Participez vous aussi !

Afin de marquer la Journée internationale des luttes paysannes, l’Union paysanne suggère à ses membres, amis et sympathisants trois gestes de solidarité :

  • D’aller sur le site de la Via Campesina (www.viacampesina.org) pour faire un don à l’organisme paysan japonais Nouminren.
  • D’écrire une lettre à l’Ambassadeur canadien au Costa Rica responsable du Honduras (Cameron.MacKay@international.gc.ca) afin de lui demander de faire part au gouvernement du Honduras de la préoccupation du gouvernement canadien concernant les violations du droit à la vie et à l’intégrité physique dont les paysans honduriens sont les victimes. On peut aussi demander à l’Ambassadeur ce que fait le Canada pour favoriser un retour à la paix sociale et au respect des droits humains par les forces de l’ordre honduriennes.
  • De faire comprendre, aux candidats qui se présentent à l’élection fédérale, la nécessité de promouvoir l’agriculture écologique paysanne au Canada et ailleurs aussi bien que de la protéger contre les déprédations des grandes sociétés (les agro-industrielles ainsi que celles se consacrant à l’extraction des ressources du sous-sol.) Il va sans dire que c’est à chaque personne de décider des points spécifiques qu’elle voudrait soulever. Toutefois, il vaut la peine de se rappeler que le gouvernement canadien a tendance à promouvoir les OGM, appuyer l’agro-industrie et défendre les actions des compagnies minières canadiennes à l’étranger. (2)

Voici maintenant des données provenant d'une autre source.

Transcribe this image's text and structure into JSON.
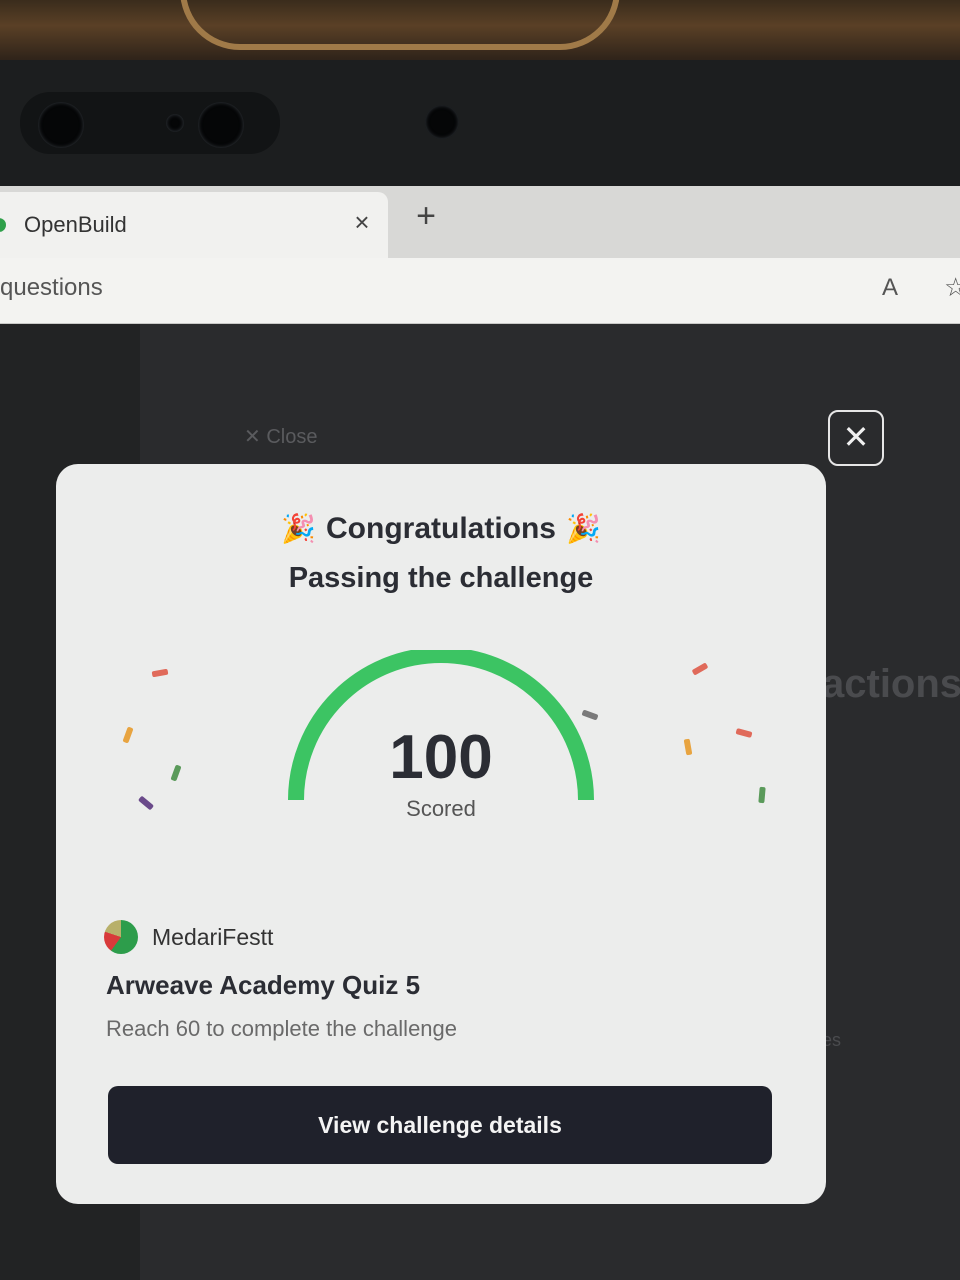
{
  "browser": {
    "tab_title": "OpenBuild",
    "tab_close_glyph": "×",
    "new_tab_glyph": "+",
    "address_text": "questions",
    "read_aloud_glyph": "A",
    "favorite_glyph": "☆"
  },
  "background_page": {
    "close_label": "✕  Close",
    "heading_fragment": "actions",
    "small_fragment": "es"
  },
  "modal": {
    "close_glyph": "✕",
    "title": "Congratulations",
    "title_emoji": "🎉",
    "subtitle": "Passing the challenge",
    "score": "100",
    "score_label": "Scored",
    "score_fraction": 1.0,
    "gauge_color": "#3cc463",
    "author": "MedariFestt",
    "quiz_title": "Arweave Academy Quiz 5",
    "quiz_requirement": "Reach 60 to complete the challenge",
    "cta_label": "View challenge details"
  },
  "icons": {
    "tab_favicon": "openbuild-favicon-icon",
    "tab_close": "close-icon",
    "new_tab": "plus-icon",
    "read_aloud": "read-aloud-icon",
    "favorite": "star-icon",
    "modal_close": "close-icon"
  }
}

1 L’entrepreneur hondurien en question et sa compagnie, Dinant, bénéficient de l’appui d’importants investisseurs internationaux dont la Banque mondiale et une banque allemande, la DEG. Cette dernière, suite à des protestations de la part de la société civile européenne, vient d’annoncer sa retraite de ce projet.

2Il est à noter que la réaction du gouvernement canadien au coup d’état de 2009, qui a enclenché la vague de répression continuant à nos jours, a été ambiguë au point de frôler l’assentiment.